(A brief discussion twixt Baer & Baer's editor, a.k.a. BE)

JB: You been watching the Obama trip?

BE: I've been working, putting out a newspaper full of bad news about schools, tornados, crime in the streets, tension over lack of state funding for Philly.

JB: Well, there appears to be some tension between the White House press pool covering the president's trip and the White House press office.

BE: That's probably a good thing. The press and the pols are supposed to have an adversarial relationship.

JB: Actually, it's sorta silly. I mean being part of a select group of national press traveling for a week with the President and First Lady in Ireland, England, France and Poland would seem to be a plum assignment.

BE: Agreed.

JB: Well, I've been reading White House press pool reports, and one about a black-tie dinner at the U.S. Embassy in London that the Obamas hosted for the Queen to reciprocate for a white-tie dinner the Queen hosted at the palace the night before caught my eye.
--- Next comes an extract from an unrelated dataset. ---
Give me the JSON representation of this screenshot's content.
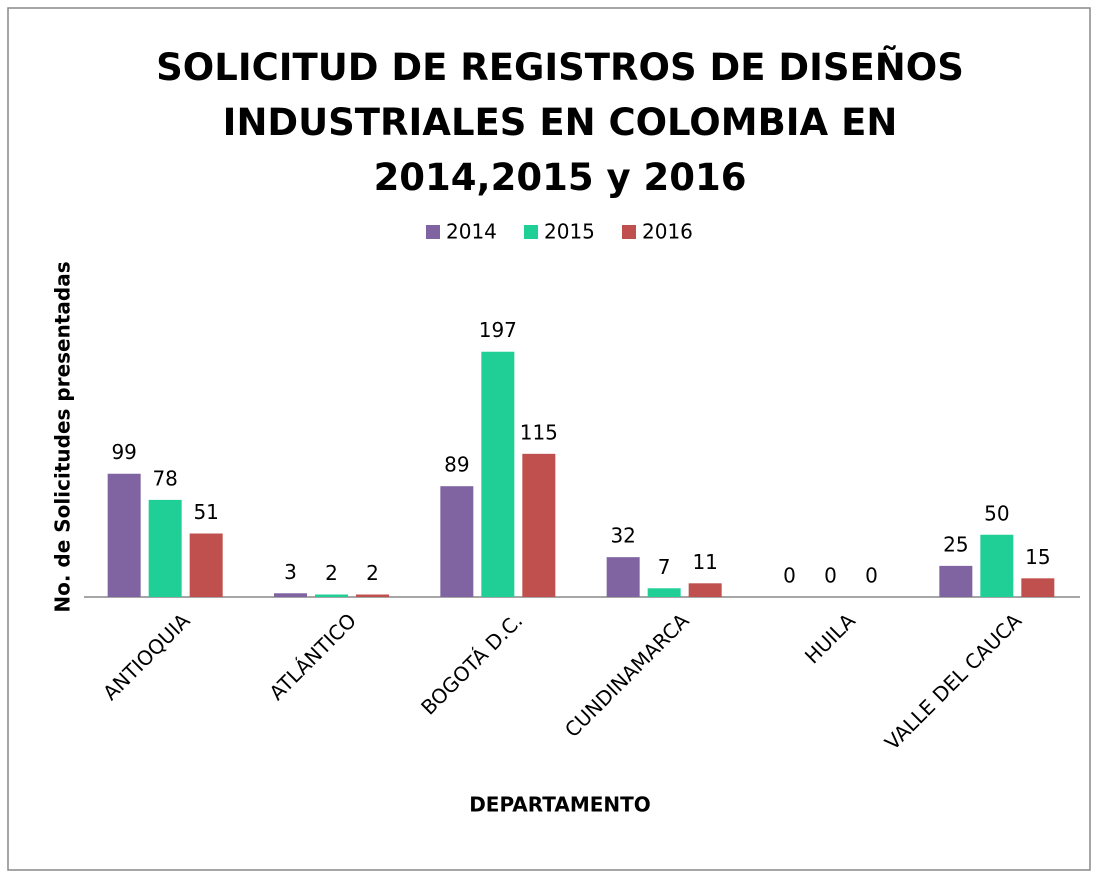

BE: Because it was so lavish?

JB: It was. The embassy guest list included Tom Hanks, David Beckam, Colin Firth, Harry Potter author J.K. Rowling, entertainment by Broadway star Kristin Chenoweth and, of course, a banquet. But that's not what made me say hmmmm.

BE: What did then?

JB: The pool report from the Wall Street Journal's Carol Lee said that after White House reporters watched the Queen arrive in the "state Bentley," the press pool was "holding in a two-car garage."

BE: With the Bentley? Did they take turns sitting behind the wheel?

JB: Unclear. But for the first time in my memory, the White House insisted the report include a note from the White House press office. It said that before the report was sent to folks like me on the press list, it should also mention that the garage was "furnished with hot food, Internet connections, tables, chairs, power outlets and easy access to restrooms."

BE: Always take care of those who are writing about you.

JB: Yeah, but then the note got snippy. It said, "If the pool would prefer to hold in the vans during future events, we can, of course, make the necessary arrangements."

BE: Badda-bing! If you whiners want to go from "roughing it" in a food-stocked embassy garage to cooling heels in a Chevy van, we can make that happen.

JB: A little reminder about whose traveling show this is and whose along for the ride.